NEUF
— LAUREL ?
Le minuscule cylindre de verre en sucre éclata quand Laurel sursauta.
— En haut, cria-t-elle avec lassitude.
David passa la porte à grandes enjambées et lança un bras autour d’elle, puis déposa un baiser sur sa joue. Ses yeux se braquèrent sur le matériel devant elle.
— Que fais-tu ?
Impossible de dissimuler l’excitation dans sa voix. Laissant les menus éclats de verre tomber de sa main en tintant sur la table, Laurel soupira.
— J’essaie de fabriquer des fioles en verre de sucre.
— Sont-elles vraiment en sucre ?
Laurel hocha la tête et se frotta les tempes.
— Tu peux manger ces morceaux, là, si tu le désires, dit-elle en ne s’attendant pas réellement à ce qu’il s’exécute.
David lança un regard dubitatif à la pile de verre éclaté, puis ramassa l’un des plus grands bouts. Il l’examina un moment avant de lécher le côté plat – loin de la pointe acérée.
— Cela ressemble un peu au sucre d’orge, déclara-t-il en le reposant sur la table. Bizarre.
— Plutôt frustrant, je dirais.
— À quoi servent-elles ?
Laurel se tourna vers son nécessaire et en retira une fiole en verre – une de celles fabriquées par Yeardley et non pas elle. Elle n’en avait pas encore réussi une qui avait de l’allure. Elle tendit la fiole à David.
— Certaines potions ou quelques élixirs et autres choses semblables ne peuvent pas être entreposés dans leur forme définitive. On les prépare donc en deux parties. Dès qu’elles se mélangent, l’effet que l’on vise se produit immédiatement. Alors, on les conserve dans des fioles en sucre individuelles afin de pouvoir les assembler au bon moment ou les écraser dans sa main en cas d’urgence.

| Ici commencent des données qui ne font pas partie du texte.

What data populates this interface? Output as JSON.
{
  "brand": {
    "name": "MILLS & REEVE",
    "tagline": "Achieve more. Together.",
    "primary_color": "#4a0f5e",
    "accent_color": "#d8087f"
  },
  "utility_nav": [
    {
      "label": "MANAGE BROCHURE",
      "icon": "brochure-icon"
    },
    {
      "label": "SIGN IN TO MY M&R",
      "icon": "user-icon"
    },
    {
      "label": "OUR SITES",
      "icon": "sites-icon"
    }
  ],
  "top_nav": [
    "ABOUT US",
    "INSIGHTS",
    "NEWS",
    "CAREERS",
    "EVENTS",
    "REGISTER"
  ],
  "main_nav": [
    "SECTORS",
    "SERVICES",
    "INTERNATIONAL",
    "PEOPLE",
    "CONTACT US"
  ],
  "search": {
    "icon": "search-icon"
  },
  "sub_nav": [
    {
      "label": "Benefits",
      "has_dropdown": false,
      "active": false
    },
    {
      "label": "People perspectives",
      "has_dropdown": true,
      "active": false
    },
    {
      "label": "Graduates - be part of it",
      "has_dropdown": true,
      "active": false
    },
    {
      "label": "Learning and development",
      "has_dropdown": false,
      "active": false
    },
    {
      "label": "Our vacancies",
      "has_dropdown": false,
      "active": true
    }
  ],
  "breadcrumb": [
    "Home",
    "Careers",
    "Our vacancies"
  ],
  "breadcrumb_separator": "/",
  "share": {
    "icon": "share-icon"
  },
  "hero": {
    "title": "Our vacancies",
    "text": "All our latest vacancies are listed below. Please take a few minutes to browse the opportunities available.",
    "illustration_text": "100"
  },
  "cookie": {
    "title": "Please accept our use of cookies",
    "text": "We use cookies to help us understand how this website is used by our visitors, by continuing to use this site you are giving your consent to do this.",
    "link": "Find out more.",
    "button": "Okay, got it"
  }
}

— Ça me paraît douloureux, constata David en remettant précautionneusement la délicate fiole à Laurel.
Laurel secoua la tête.
— Elle n’est habituellement pas suffisamment épaisse pour te couper. Mais, le cas échéant, le sucre se dissoudrait et tu n’aurais pas besoin d’extirper des bouts de verre de ta main ou rien : c’est pourquoi nous n’utilisons pas de verre normal. Idéalement, on les laisse simplement tomber toutes les deux dans un mortier, ou autre chose, mais on doit être prêt à tout.
Je dois être prête à tout, ajouta-t-elle en elle-même.
— Les potions n’entraînent-elles pas la dissolution du sucre ?
— Elles ne semblent pas le faire.
— Pourquoi pas ?
— Je l’ignore, David, répondit Laurel avec brusquerie. Elles ne le font pas, c’est tout.
— Désolé, s’excusa doucement David.
Il tira un tabouret rose rembourré à lui et rejoignit Laurel à son bureau.
— Alors, comment t’y prends-tu ?
Laurel inspira profondément et s’apprêta à recommencer.
— J’ai de la canne à sucre en poudre, commença-t-elle en pointant un sac de toile avec une fine poudre verdâtre, et je la mélange à de la résine de pin.
Elle suivit ses propres explications, essayant de se concentrer malgré le souffle de David près de son oreille et ses yeux examinant ses mains. Elle pouvait presque entendre son esprit tourner pendant qu’il tentait de tout assimiler.
— Le mélange épaissit et devient collant comme du sirop, continua-t-elle en brassant la mixture avec une cuillère d’argent, et il chauffe.
David hocha la tête sans cesser de l’observer.
— Ensuite, je prends cette petite paille, poursuivit-elle en s’emparant de ce qui ressemblait à une courte paille à boire en verre.
Elle ne dit pas à David qu’il s’agissait d’un diamant d’un seul morceau.
— Je le trempe dans le mélange sucré et je souffle, comme pour du verre normal.
Cela paraissait facile, et la plupart des Mélangeurs de son âge fabriquaient leurs propres fioles depuis des années. Cependant, Laurel n’avait pas encore le bon tour de main.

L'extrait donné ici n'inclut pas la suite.